Robots.txt is a file that gives search engine crawlers a polite hint on which pages shouldn’t be crawled. It’s not legally binding (I’m not a lawyer). It used to be beneficial for both webmasters and search engine crawlers — Google used to actually take down sites by accident by sending them too much traffic. (Obviously, not a concern anymore).
How can sites tell LLMs what data shouldn’t be included in a training corpus? But are the incentives there for both data creators and consumers?
Avoid Copyrighted data — Distributors and creators of LLMs would like to know with more certainty that they haven’t been trained on copyrighted data. A robots.txt could hint at which files are under copyright, but a better solution might be something more integrated with the license itself.

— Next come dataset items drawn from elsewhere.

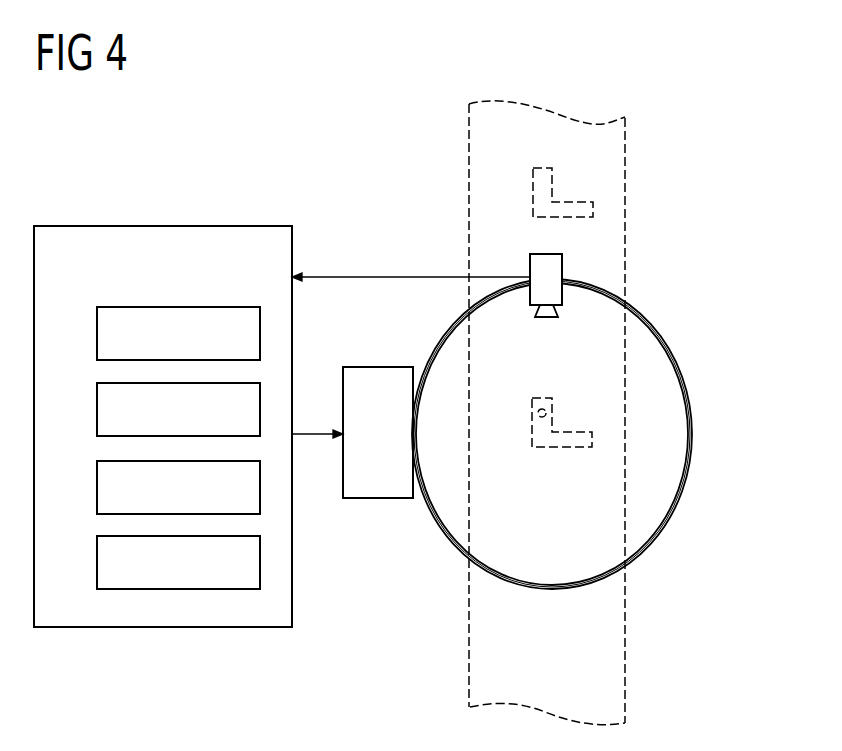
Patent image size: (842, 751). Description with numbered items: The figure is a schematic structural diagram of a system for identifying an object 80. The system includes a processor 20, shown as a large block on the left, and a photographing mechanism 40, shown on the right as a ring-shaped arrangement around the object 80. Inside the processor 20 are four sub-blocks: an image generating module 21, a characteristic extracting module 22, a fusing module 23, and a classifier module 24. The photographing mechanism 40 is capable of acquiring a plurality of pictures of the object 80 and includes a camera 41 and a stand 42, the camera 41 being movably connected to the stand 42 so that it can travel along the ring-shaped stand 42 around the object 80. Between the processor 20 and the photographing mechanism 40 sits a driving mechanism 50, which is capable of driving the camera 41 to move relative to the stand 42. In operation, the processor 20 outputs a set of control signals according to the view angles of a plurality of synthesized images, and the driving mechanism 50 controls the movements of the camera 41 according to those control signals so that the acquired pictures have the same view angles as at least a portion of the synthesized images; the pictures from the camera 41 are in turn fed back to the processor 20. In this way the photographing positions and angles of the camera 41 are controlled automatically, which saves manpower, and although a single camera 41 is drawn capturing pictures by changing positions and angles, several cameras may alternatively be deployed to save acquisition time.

The processor 20 is at (87, 284).
The image generating module 21 is at (187, 351).
The characteristic extracting module 22 is at (187, 427).
The fusing module 23 is at (187, 504).
The classifier module 24 is at (187, 581).
The driving mechanism 50 is at (392, 449).
The photographing mechanism 40 is at (641, 303).
The camera 41 is at (540, 270).
The stand 42 is at (674, 356).
The object 80 is at (557, 448).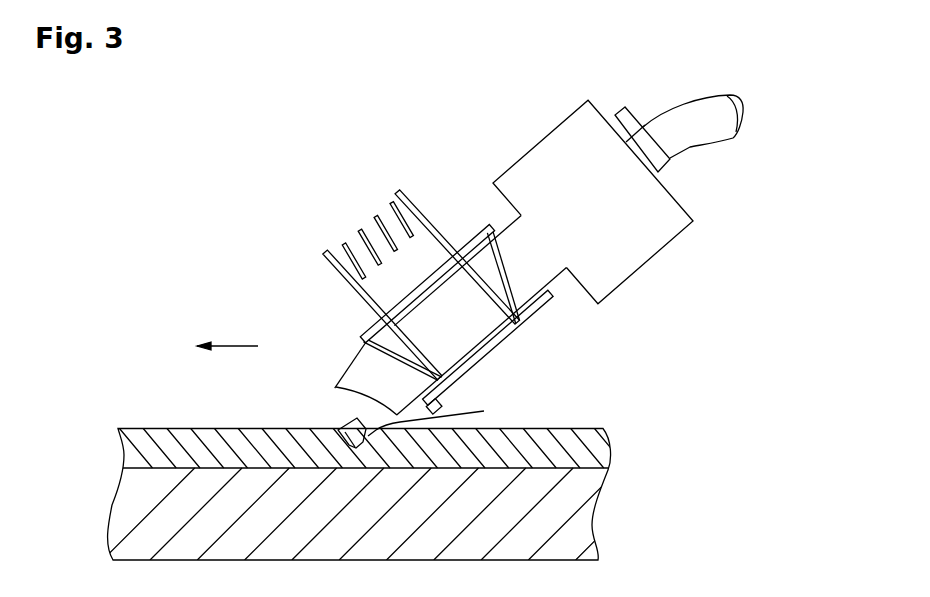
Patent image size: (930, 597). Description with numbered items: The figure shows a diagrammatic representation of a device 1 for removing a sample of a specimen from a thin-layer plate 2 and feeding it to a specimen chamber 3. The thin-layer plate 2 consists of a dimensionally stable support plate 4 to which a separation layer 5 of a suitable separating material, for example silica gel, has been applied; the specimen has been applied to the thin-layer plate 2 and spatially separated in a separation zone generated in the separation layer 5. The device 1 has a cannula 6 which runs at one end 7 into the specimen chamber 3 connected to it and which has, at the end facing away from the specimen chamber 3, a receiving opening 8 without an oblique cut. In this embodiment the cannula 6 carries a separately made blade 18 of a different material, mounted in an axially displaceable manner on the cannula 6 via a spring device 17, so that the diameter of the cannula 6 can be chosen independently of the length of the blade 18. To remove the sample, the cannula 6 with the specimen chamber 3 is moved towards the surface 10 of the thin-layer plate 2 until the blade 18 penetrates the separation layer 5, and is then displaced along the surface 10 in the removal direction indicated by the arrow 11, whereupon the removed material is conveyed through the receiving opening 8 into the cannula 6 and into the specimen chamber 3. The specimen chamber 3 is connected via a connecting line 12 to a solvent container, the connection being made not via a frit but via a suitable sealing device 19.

The device 1 is at (468, 137).
The thin-layer plate 2 is at (150, 398).
The specimen chamber 3 is at (664, 229).
The support plate 4 is at (145, 500).
The separation layer 5 is at (143, 443).
The cannula 6 is at (474, 327).
The end 7 is at (496, 210).
The receiving opening 8 is at (334, 394).
The surface 10 is at (224, 429).
The arrow 11 is at (224, 346).
The connecting line 12 is at (690, 134).
The spring device 17 is at (348, 209).
The blade 18 is at (484, 411).
The sealing device 19 is at (633, 104).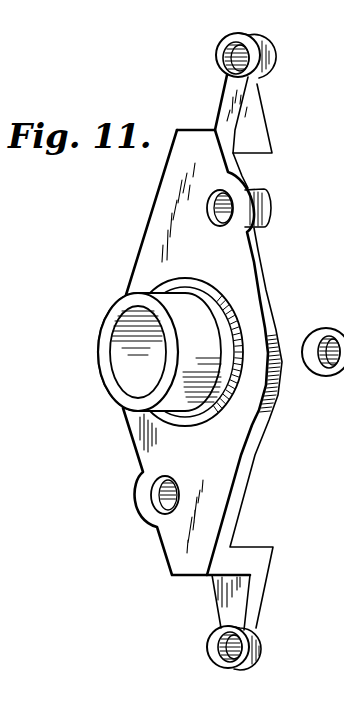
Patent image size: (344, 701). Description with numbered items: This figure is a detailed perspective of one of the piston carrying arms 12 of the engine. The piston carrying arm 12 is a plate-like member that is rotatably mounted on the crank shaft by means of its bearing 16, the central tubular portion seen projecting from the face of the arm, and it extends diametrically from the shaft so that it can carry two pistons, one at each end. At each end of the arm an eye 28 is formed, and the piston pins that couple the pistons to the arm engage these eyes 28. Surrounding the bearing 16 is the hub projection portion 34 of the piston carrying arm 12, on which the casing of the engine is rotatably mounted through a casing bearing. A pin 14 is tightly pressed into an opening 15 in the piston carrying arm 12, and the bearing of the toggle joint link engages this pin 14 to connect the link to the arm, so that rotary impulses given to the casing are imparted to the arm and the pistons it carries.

Keep Content Quality High — Some content hosted on websites might not be relevant for LLMs, just as it wasn’t for search engines (admin pages, etc.). On the flip side, it might steer LLMs toward content that creators want to be indexed.
Allow Privacy and Control — Some content creators might not want their data indexed in an LLM. A robots.txt file wouldn’t prevent this, but I believe that most LLM companies would respect it (just like you can opt out of many of the ad-tracking policies on Google and Meta if you dig deep enough).
The other question: where should it go? Should it just be limited to web servers? Should it sit in public code repositories? Is it embedded in the markup itself?
This is definitely a complex area, and very likely to be THE legal story of the year, either this year or next. This is kind of everything.
In principle I like the idea, but I can also see some ways in which this could have some very weird, subpar outcomes. One easy example: a news provider (NYT, WSJ, etc.) asks LLMs not to crawl any of their content, while the subjects of some of the journalists' corruption investigations launch their own made-for-LLM pages with positive coverage of themselves.